Search code examples
hadoopapache-pigbigdatahadoop-streaming

How to group by key and value using Pig


I am using pig and this is part of the text I want to analyse:

SciTePress: 32    
Springer: 10    
Springer: 13    
Springer: 14    
Springer: 1571

What I am trying to achieve is to sort the text in an ascendant way. For instance, I want the output to look like this:

Springer: 1608  //( i.e. the sum of 10+13+14+1571)
SciTePress: 32

is there a way to achieve this using pig?
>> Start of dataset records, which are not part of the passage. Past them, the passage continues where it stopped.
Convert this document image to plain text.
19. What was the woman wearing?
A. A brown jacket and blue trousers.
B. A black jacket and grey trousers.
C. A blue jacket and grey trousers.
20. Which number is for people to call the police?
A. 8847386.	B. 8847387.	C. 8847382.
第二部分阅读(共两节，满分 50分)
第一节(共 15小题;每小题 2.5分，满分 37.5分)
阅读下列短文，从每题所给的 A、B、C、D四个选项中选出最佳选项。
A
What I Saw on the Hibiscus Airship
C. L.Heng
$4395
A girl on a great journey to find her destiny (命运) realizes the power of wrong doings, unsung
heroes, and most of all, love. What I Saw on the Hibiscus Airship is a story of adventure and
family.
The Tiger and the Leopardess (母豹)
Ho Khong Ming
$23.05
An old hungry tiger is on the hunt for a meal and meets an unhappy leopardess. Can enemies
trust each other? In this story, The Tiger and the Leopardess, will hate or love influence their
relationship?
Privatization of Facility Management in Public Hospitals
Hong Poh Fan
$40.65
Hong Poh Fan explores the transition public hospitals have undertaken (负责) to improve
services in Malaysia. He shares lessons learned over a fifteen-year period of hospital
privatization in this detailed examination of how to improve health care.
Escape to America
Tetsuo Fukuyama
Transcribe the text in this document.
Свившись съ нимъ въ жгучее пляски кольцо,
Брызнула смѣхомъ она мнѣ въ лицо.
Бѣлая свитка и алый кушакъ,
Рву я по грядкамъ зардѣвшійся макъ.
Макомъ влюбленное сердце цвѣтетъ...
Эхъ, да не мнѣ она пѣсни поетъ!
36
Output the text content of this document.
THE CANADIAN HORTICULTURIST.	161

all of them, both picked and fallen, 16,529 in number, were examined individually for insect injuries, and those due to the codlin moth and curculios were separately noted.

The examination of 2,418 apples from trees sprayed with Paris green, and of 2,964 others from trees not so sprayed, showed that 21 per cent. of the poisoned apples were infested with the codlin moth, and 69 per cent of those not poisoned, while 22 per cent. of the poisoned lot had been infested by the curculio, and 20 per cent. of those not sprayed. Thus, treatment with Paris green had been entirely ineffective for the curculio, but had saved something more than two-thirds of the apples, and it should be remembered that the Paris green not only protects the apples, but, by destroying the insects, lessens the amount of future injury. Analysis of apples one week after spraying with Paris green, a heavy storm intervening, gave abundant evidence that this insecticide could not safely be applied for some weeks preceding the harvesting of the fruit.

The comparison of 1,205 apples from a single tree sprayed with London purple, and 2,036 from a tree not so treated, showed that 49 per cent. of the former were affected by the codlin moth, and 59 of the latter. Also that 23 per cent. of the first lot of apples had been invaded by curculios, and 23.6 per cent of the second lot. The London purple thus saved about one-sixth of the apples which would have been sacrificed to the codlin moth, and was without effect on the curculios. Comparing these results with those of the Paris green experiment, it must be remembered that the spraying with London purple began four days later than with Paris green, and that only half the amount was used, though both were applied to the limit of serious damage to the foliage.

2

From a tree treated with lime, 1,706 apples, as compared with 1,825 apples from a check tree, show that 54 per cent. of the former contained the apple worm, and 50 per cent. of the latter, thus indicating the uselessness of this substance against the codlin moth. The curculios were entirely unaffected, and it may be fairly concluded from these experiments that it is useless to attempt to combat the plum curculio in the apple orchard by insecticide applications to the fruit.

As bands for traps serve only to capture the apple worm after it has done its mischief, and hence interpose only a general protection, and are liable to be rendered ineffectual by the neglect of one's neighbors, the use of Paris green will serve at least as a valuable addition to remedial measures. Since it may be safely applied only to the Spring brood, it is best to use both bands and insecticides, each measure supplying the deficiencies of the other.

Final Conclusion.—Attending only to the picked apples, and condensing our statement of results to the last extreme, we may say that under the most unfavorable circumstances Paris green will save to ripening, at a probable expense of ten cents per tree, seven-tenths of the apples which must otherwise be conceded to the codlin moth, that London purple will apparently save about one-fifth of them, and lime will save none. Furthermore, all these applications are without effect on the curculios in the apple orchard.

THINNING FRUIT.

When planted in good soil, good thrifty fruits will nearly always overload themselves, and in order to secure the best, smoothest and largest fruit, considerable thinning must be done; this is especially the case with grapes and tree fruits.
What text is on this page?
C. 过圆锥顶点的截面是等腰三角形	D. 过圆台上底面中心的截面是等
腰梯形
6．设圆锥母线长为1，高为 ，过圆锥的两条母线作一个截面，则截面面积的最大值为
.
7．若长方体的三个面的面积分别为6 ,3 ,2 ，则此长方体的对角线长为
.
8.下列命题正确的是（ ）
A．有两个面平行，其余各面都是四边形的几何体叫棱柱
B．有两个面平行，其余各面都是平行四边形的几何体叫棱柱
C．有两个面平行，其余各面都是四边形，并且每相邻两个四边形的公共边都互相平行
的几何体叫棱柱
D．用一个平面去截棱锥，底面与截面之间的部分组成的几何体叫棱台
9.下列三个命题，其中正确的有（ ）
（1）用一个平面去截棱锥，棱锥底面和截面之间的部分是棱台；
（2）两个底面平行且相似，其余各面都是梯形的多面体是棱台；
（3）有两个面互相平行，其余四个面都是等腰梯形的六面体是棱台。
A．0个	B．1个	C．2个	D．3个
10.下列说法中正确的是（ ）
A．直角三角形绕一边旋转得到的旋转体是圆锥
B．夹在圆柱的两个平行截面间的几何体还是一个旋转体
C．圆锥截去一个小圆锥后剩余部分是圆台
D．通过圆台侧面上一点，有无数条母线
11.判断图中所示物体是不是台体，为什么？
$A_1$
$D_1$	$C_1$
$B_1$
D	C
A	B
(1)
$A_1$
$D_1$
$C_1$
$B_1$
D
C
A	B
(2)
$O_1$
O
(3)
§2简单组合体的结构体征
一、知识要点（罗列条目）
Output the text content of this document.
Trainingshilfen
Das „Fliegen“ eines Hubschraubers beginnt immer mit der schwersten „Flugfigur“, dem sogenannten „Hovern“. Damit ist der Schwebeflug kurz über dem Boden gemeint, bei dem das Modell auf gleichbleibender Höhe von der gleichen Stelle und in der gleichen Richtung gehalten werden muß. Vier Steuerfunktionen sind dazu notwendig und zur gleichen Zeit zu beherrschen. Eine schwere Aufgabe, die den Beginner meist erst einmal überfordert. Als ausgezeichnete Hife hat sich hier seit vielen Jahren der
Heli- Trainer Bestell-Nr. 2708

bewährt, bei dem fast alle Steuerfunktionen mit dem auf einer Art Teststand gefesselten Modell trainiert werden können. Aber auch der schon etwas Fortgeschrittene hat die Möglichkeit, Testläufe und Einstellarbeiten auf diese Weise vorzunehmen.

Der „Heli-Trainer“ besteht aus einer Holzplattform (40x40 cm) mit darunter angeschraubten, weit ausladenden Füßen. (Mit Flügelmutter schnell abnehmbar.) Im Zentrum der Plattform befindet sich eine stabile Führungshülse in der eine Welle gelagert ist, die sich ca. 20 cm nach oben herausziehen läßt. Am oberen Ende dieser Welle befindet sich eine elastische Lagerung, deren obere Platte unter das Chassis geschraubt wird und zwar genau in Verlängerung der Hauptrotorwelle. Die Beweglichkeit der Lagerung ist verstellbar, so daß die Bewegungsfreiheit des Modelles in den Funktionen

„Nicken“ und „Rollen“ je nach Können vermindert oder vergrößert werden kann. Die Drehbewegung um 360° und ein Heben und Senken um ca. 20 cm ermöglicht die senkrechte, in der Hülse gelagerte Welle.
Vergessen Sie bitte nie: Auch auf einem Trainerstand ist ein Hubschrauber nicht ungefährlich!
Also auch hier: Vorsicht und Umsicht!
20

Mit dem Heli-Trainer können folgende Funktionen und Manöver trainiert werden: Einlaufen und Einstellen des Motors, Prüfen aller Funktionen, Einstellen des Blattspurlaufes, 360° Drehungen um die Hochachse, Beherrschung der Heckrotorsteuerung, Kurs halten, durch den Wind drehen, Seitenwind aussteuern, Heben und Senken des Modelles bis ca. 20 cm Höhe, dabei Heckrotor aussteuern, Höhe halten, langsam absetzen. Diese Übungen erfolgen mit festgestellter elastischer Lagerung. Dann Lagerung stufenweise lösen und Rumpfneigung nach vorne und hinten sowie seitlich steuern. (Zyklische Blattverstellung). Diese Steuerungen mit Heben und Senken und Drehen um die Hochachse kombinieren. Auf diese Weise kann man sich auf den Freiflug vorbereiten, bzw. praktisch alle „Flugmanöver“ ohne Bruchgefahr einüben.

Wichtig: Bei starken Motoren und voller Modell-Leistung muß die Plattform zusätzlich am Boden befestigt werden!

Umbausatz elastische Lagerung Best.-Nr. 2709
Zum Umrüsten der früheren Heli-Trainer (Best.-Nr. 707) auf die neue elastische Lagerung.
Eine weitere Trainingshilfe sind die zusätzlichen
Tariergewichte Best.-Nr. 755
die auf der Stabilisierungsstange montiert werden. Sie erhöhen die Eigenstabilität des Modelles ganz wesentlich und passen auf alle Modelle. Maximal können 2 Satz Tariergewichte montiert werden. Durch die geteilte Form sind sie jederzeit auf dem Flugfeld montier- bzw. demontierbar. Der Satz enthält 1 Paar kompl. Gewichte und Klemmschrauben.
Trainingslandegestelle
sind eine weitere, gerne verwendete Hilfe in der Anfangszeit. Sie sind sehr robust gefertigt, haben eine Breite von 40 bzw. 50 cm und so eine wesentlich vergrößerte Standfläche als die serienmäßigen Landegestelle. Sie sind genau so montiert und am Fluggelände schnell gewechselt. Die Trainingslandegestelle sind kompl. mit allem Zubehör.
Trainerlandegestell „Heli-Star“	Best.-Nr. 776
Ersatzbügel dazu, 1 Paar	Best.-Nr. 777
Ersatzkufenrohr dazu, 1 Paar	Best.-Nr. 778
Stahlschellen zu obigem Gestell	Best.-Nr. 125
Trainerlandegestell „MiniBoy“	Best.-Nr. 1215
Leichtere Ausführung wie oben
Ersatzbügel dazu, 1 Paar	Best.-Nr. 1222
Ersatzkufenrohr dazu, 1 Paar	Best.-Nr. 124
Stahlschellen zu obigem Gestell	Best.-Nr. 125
This is the output I am getting now:

Springer: 1571
SciTePress: 32  
Springer: 14  
Springer: 13    
Springer: 10  

These are the commands I have used:

    WORDS = LOAD '../filename' using PigStorage(':') AS (title: chararray, count:int);
    grpd = GROUP WORDS BY count;
    sorted = order WORDS by count desc;
    top5 = limit sorted 5;
    dump top5;

Solution

  • We have to group the data based on title and for each group we can call SUM function to get the sum.

    Input :

    SciTePress: 32    
    Springer: 10    
    Springer: 13    
    Springer: 14    
    Springer: 1571
    

    Pig Script :

    words = LOAD '/Users/muralirao/learning/pig/a.csv'  USING PigStorage(':') AS (title: chararray, title_count:int);
    grp_by_title = GROUP  words BY title;
    req_data = FOREACH grp_by_title GENERATE group AS title, SUM(words.title_count) AS total_count;
    req_data_ordered = ORDER req_data BY total_count;
    

    Output : DUMP req_data_ordered

    (SciTePress,32)
    (Springer,1608)